Eventually, Cary decides this sort of life is nothing she wants anything to do with. The decision is made that she’s going to sell her home and move in with Ron at his tree nursery. Her children are apoplectic as this, protesting that to do this is a betrayal to them. Cary capitulates and calls off her plans, but ends up spending most of the Christmas season alone, convinced that Ron has taken up with someone else. Finally, her kids show up for Christmas, only to announce that her daughter is getting married soon and her son will be working abroad for two years. They demanded so much of her only to live their own lives on their own terms. She is meant to be a social prisoner for her children and the other members of the community.
Cary and Ron get back together, providing the requisite happy ending these types of films require, though Sirk originally wanted Ron to die. It is impossible to think that Sirk did not have his own marriage in mind when working on this film. He was a Danish-German man who married a Jew after being married & having a child with a German woman. Unfortunately, his ex-wife’s subsequent support of the Nazi Party caused him to never see his son again, the boy dying fighting for the Nazis in Ukraine. The director had experienced even worse forms of brutal conformity in this, so he tempered the specifics but did not soften the emotional blow. Sirk was adept at this as during his time in Nazi Germany, he was forced to follow their strict guidelines for media. America wasn’t much different, so he became skilled at saying things without explicitly stating them.
The core of All That Heaven Allows is the tension between what we know is right and what society tells us is proper. It’s instinct vs. construct. Right now, in America, there are dozens of strains of groupthink hurtling back and forth. Outright fascists spout racist rhetoric using cagey dog whistles daily. Ravenous groups of reactionaries swarm school board and library board meetings demanding that the shelves be cleared of everything except what holds up their ideology.

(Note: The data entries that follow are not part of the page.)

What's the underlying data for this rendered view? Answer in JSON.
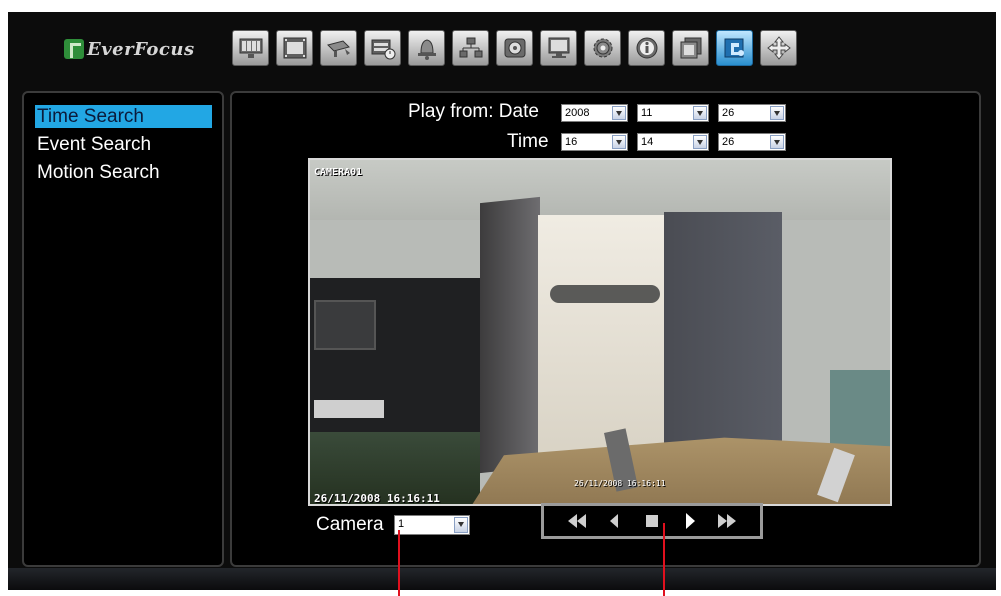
{
  "brand": {
    "logo_text": "EverFocus"
  },
  "toolbar": {
    "icons": [
      "live-view-icon",
      "playback-icon",
      "camera-icon",
      "record-schedule-icon",
      "alarm-bell-icon",
      "network-icon",
      "disk-icon",
      "display-monitor-icon",
      "settings-gear-icon",
      "info-icon",
      "film-icon",
      "search-icon",
      "move-arrows-icon"
    ],
    "active_index": 11
  },
  "sidebar": {
    "items": [
      {
        "label": "Time Search",
        "selected": true
      },
      {
        "label": "Event Search",
        "selected": false
      },
      {
        "label": "Motion Search",
        "selected": false
      }
    ]
  },
  "search": {
    "play_from_label": "Play from: Date",
    "time_label": "Time",
    "date": {
      "year": "2008",
      "month": "11",
      "day": "26"
    },
    "time": {
      "hour": "16",
      "minute": "14",
      "second": "26"
    }
  },
  "video": {
    "camera_title": "CAMERA01",
    "timestamp": "26/11/2008  16:16:11",
    "inner_timestamp": "26/11/2008 16:16:11"
  },
  "camera_select": {
    "label": "Camera",
    "value": "1"
  },
  "playback": {
    "buttons": [
      "rewind-icon",
      "step-back-icon",
      "stop-icon",
      "play-icon",
      "fast-forward-icon"
    ]
  },
  "colors": {
    "selection": "#22a7e4",
    "annotation_line": "#e0101e",
    "active_toolbar": "#2a8fcf"
  }
}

The supposed opposition, the moderate liberal, brain-warped after years of consuming Aaron Sorkin & the candy-coated version of civil rights, thinks a wittily worded barb is all that is needed to topple the threat of Nazi power. All of these groups hold to the same conformist views, ultimately, that the social Darwinism of capitalism is the key to humanity’s salvation. That violence is terrible…unless it’s the police cracking the skulls of “undesirables” or the military using drones to turn non-white people on the other side of the world into pink mist.

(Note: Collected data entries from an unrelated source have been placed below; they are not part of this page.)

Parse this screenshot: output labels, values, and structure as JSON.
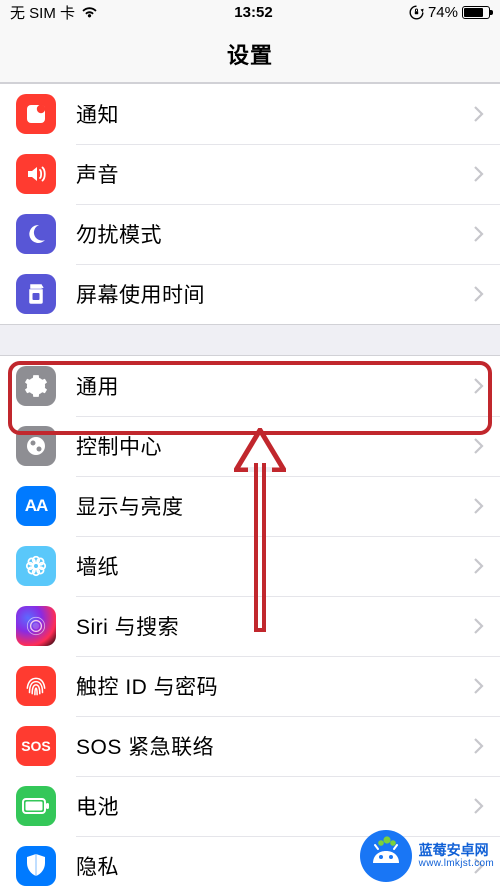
{
  "status": {
    "carrier": "无 SIM 卡",
    "time": "13:52",
    "battery_pct": "74%"
  },
  "nav": {
    "title": "设置"
  },
  "group1": [
    {
      "label": "通知",
      "icon": "notifications-icon",
      "bg": "bg-red"
    },
    {
      "label": "声音",
      "icon": "sounds-icon",
      "bg": "bg-red"
    },
    {
      "label": "勿扰模式",
      "icon": "do-not-disturb-icon",
      "bg": "bg-purple"
    },
    {
      "label": "屏幕使用时间",
      "icon": "screen-time-icon",
      "bg": "bg-purple"
    }
  ],
  "group2": [
    {
      "label": "通用",
      "icon": "general-icon",
      "bg": "bg-gray",
      "highlight": true
    },
    {
      "label": "控制中心",
      "icon": "control-centre-icon",
      "bg": "bg-gray"
    },
    {
      "label": "显示与亮度",
      "icon": "display-icon",
      "bg": "bg-blue",
      "text": "AA"
    },
    {
      "label": "墙纸",
      "icon": "wallpaper-icon",
      "bg": "bg-cyan"
    },
    {
      "label": "Siri 与搜索",
      "icon": "siri-icon",
      "bg": "bg-siri"
    },
    {
      "label": "触控 ID 与密码",
      "icon": "touch-id-icon",
      "bg": "bg-red"
    },
    {
      "label": "SOS 紧急联络",
      "icon": "sos-icon",
      "bg": "bg-red",
      "text": "SOS"
    },
    {
      "label": "电池",
      "icon": "battery-icon",
      "bg": "bg-green"
    },
    {
      "label": "隐私",
      "icon": "privacy-icon",
      "bg": "bg-lightblue"
    }
  ],
  "watermark": {
    "title": "蓝莓安卓网",
    "url": "www.lmkjst.com"
  }
}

We get our happy ending, but it is with a caveat. The supposed friends & family that Cary once thought would always be there are gone. Living in a way that is true to what we know is right, often pushing back against the mindless consumption the establishment encourages, means isolating ourselves. Hell, Ariana and I left the country because we couldn’t stomach what we saw happening. Most people turn that instinct part of themselves off and simply join the throngs coasting down the river of conformity. It is easier that way. But it isn’t right. I don’t think the world will ultimately be saved by those of us withdrawing, but when faced with the monolith that is Capitalist Realism, the inability of people to imagine the end of capitalism over the collapse of the planet, I don’t see too many other options. In the choices we have made, I feel a freedom of my mind & soul. I am beginning to know who I truly am and what I believe. It’s so terrible that we’ve chosen to build societies that tell people to push those things down and ignore them.